Internationally, two interest rate cuts of 25 basis points each were announced by the United States Federal Reserve. Further import tariffs on Chinese goods were extended by the Trump administration until after the end-of-year festive season as trade negotiations between the world’s two largest economies continue with no clear solution in sight. The United States Treasury bond yield curve inverted at the two-year and ten-year maturities which caused some investors to speculate that a recession could be looming. The last time the yield curve inverted at these maturities was in 2007. In July, Boris Johnson was elected as the new Prime Minister of the United Kingdom. Johnson promised to deliver on the withdrawal of the United Kingdom from the European Union even if it comes at the cost of having no trade agreement (a so-called Hard Brexit). Early indications are that Johnson will struggle to win the necessary parliamentary support to deliver on his promise (as was the case with his predecessor).
Portfolio commentary
The Fund is focussed on delivering consistent above average capital growth over the medium to long-term. It may be that in the short term, returns are volatile due to the high equity mandate of the Fund. During this quarter, the ongoing trade war between the US and China and the global economic slowdown dominated headlines, while a drone attack on Saudi Arabian oil fields, causing oil supply disruptions, sent the oil price spiralling higher adding to prevailing investor nervousness. In an uncertain global and local economic environment where downside risks are elevated, it is prudent to place a greater emphasis in capital protection. For the quarter under review the Fund’s return was flat (-0.05%) against its benchmark of 0.15%. The JSE All Share Index returned -4.57% and listed property stocks reporting a similar -4.44%. Cash returned 1.83% and the All Bond Index a positive 0.78%. It is worth noting that foreigners have continued to be significant net sellers of SA equities in the period under review. A below benchmark weighting to equities and higher fixed interest weighting helped to preserve capital. Poor fundamentals for listed property caused the Fund to reduce to zero its direct property exposure by exiting the Sesfikile Property Fund. This is an asset allocation decision despite us liking the Sesfikile management team and investment process. The offshore diversification in the Fund is obtained through shares held directly in global listed stocks. Berskshire Hathaway and Fedex shares were sold while shares in Coca Cola were added. The offshore component of the Fund returned 5.2% in the quarter. The specialist managers selected for the Fund have remained mostly unchanged over the quarter apart from selling the Mazi Capital Prime Equity Fund and lowering exposure to the other equity managers as the Fund’s equity exposure was pared back in favour of fixed interest assets.
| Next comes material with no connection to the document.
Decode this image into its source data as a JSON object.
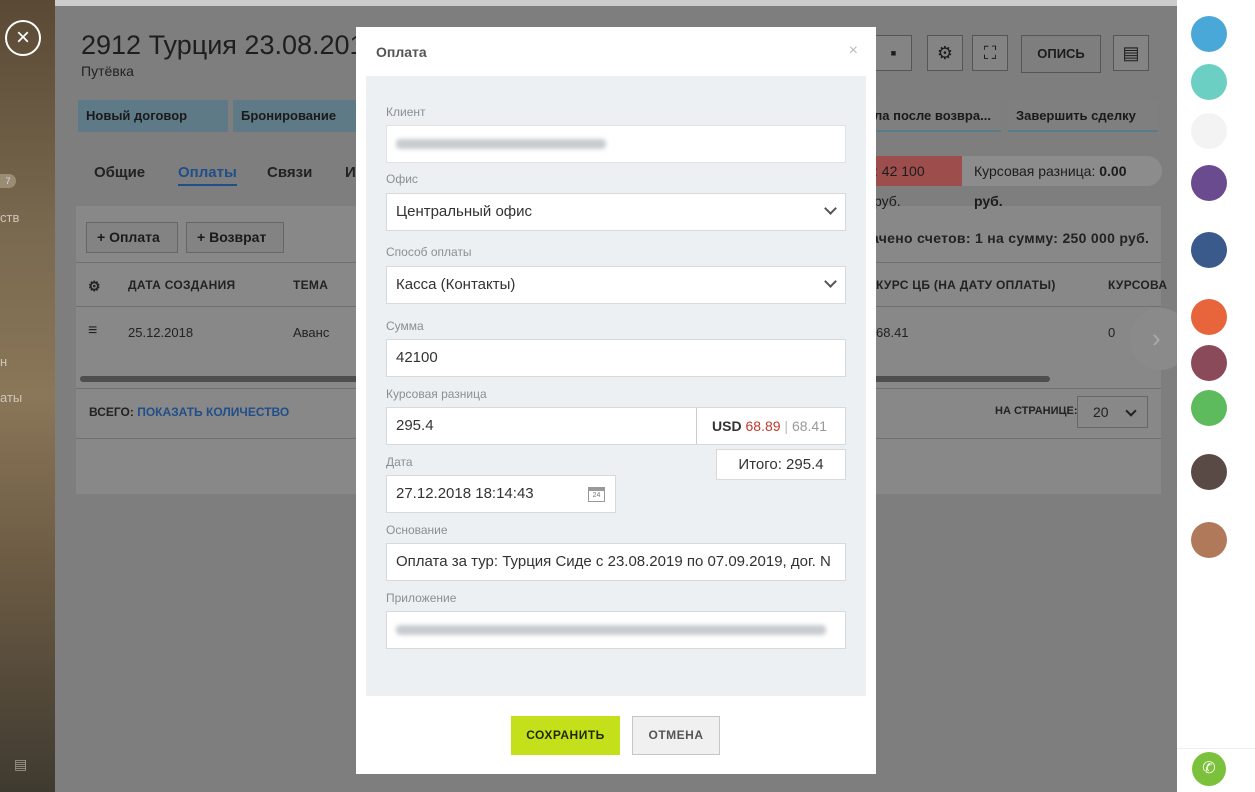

The Prescient Money Market Fund was sold and holdings in the Stanlib Income Fund and Nedgroup Investments Core Income Fund added. Caution remains our default stance until signs of a turnaround in local economic fortunes emerge.
  • Fund focus and objective  
In order to achieve its objective, the portfolio will at all times invest a minimum of 75% of its net asset value in portfolios of collective investment schemes which are not managed by the same investment manager and which are consistent with the portfolio's investment policy. The composition of the fund shall reflect the investment structure of retirement fund with an aggressive risk profile and is compliant with the prudential guidelines to the extent allowed by the Act.